I thought the same but check the dates in the article. It was commissioned in 2018 and has been up for auction since 2021. So, well before the full invasion of 2022 that caused all the (additional) sanctions on Russia. I doubt he’s getting any new machines, or new parts even, nowadays.

James Carson
James Carson
21 days ago
Reply to  Joshua Petty

I neglected to check the dates. Thanks for pointing that out. I do not have a problem with the atist or his company. It’s Haas who bothers me. Christo Grozev from Bellingcat has a series of articles on tools and tooling still being sold into
Russia on his Twitter page. Anyway, this is way off topic and well into the realm of politics so I will end my discussion on this subject.

Christo Arvanitis
Christo Arvanitis
21 days ago

Beautiful with a big “but”. Now my logic may not be sound, and this isn’t the same Vlad that is killing Ukrainians, but if it’s Russian, I just can’t. Again, my logic may not be sound and car culture is strong there, but I can’t get past the Russian component.

I’d love to see a deep dive into some car culture for those trying to stay alive in Ukraine.

BolognaBurrito
BolognaBurrito
21 days ago

I’m not here to ragg on Haas CNCs. I’ve bought one in the past for a previous company, and I’ve operated them as well. They are great; bargains actually. But $200k is peanuts for a 5-axis machine that size. Price out an Okuma…

Brad Meador
Brad Meador
21 days ago
Reply to  BolognaBurrito

I was going to say this as well. While they are not the cream of the crop in machining, they do alot of it well for situations like these. In a situation where I need more than 3 decimal places, I stick with the Toyodas.

BolognaBurrito
BolognaBurrito
20 days ago
Reply to  Brad Meador

They can do more than that tolerancing, you’ve just got to slow them down. The weakest point of Haas’s tend to be their ability to remove large amounts of material at an appreciable rate. And if you try to do that for to long, they wear themselves out.

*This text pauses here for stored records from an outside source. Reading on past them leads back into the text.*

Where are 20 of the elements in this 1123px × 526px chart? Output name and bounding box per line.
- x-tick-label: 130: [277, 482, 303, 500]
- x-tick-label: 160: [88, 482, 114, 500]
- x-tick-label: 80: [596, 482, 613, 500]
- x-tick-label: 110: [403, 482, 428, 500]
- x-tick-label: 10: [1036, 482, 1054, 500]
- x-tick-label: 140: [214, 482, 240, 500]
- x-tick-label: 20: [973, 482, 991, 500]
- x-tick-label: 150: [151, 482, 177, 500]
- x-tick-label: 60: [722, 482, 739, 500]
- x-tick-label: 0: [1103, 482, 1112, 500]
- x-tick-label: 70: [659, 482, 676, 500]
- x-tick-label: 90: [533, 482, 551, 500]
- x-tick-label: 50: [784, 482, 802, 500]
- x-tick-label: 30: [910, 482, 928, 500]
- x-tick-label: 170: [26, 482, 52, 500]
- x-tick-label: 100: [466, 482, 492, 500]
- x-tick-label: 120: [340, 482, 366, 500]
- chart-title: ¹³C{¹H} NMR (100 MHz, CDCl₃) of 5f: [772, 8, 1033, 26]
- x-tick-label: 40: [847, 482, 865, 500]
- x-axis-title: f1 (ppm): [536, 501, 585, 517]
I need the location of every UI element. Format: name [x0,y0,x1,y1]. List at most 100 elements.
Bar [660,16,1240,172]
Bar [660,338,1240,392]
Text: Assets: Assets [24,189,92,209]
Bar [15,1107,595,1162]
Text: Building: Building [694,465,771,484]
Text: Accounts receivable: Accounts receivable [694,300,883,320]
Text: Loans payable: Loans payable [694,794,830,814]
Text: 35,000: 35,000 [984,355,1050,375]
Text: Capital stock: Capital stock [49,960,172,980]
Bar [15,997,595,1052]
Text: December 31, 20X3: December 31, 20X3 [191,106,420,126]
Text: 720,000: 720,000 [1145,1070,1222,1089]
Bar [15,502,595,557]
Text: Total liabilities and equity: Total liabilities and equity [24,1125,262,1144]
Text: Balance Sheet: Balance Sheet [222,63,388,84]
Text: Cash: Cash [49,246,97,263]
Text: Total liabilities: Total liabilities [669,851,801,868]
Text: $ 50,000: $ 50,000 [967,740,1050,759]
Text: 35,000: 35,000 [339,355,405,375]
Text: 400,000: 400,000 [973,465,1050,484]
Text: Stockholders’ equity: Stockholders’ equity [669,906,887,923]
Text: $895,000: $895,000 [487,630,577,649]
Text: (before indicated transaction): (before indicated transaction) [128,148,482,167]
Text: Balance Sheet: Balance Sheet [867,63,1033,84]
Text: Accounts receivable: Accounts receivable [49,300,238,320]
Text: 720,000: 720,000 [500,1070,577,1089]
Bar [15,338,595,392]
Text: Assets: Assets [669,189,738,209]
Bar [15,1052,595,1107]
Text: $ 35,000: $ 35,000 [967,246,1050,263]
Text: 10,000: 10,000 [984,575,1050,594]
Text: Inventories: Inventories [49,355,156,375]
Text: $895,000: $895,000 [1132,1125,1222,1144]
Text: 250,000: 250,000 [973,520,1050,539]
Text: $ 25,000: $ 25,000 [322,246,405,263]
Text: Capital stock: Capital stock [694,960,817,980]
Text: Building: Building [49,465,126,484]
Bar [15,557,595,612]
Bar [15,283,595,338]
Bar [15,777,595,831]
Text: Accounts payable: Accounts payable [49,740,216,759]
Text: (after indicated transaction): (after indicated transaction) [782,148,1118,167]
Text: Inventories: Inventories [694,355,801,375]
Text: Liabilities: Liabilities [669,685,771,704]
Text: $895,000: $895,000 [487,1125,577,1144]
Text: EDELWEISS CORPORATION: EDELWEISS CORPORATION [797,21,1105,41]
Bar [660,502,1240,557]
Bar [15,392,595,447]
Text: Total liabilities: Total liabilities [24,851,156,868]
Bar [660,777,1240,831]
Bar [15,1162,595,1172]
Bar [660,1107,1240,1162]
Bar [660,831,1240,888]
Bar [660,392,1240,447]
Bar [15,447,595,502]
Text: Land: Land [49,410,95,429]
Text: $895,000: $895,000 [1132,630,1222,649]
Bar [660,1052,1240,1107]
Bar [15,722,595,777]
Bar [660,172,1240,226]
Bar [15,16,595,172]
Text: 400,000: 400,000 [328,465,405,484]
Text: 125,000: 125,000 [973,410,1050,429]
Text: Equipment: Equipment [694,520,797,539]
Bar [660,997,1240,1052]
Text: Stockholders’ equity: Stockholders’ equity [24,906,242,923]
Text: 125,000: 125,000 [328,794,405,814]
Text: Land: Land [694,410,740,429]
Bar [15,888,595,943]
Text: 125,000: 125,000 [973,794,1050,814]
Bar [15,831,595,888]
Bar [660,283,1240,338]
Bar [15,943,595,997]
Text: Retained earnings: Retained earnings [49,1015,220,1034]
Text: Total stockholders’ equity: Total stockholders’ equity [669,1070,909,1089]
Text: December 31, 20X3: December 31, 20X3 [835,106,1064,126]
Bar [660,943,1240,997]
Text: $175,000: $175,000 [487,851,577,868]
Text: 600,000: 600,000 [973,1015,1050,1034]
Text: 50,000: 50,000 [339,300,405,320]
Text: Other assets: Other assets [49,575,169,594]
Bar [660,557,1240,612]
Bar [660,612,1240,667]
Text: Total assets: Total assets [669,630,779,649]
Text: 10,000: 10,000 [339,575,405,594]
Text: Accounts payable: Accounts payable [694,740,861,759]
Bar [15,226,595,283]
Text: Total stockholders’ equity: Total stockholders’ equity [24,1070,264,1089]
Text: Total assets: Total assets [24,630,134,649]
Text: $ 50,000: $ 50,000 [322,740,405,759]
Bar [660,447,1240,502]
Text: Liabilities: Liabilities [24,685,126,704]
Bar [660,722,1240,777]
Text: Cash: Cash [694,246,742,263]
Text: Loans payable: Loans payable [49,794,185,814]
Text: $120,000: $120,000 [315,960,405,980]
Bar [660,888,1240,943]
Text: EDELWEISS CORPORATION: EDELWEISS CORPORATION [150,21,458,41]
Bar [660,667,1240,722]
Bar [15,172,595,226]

As long as you are picking conservative stepovers (and can afford to) they are great machines. Though, if you start adding stuff like high-speed spindles and it starts to eat into Haas’s price advantage.

The other big advantage of Haas is they have a large dealer network in the US. So techs tend to be readily available for repairs; that being said, their techs are a lot more variable than one from Mazak or Okuma.

OCS-BN
OCS-BN
21 days ago

Very impressive piece of art. I don’t mean it to be pejorative, but the shape reminds me of a very fancy pizza cutter or the AMD Pro W6000.

Greensoul
Greensoul
21 days ago

That is beyond cool, very talented artist

DadBod
DadBod
21 days ago

For some reason the shape struck me as an echo of Big Wheel by Chris Burden, another motorcycle art piece (though distinctly brutal in comparison)

Hoonicus
Hoonicus
21 days ago

Correction required; Z is vertical. If you put your left hand in front of you, the thumb up is Z, the index finger pointing right is X, middle finger towards yourself is Y

Hoonicus
Hoonicus
21 days ago

That handy reference was how I was taught long ago. Should have specified this is facing the CNC at the loading doors.

James Carson
James Carson
21 days ago
Reply to  Hoonicus

It brought back memories/nightmares of the right hand rule from various math, physics and eng classes at University.

D-dub
D-dub
22 days ago

If you try to take that away from Milton he’ll set the building on fire.

10001010
10001010
21 days ago
Reply to  D-dub

I knew it looked like something but I couldn’t put my finger on it, thanks!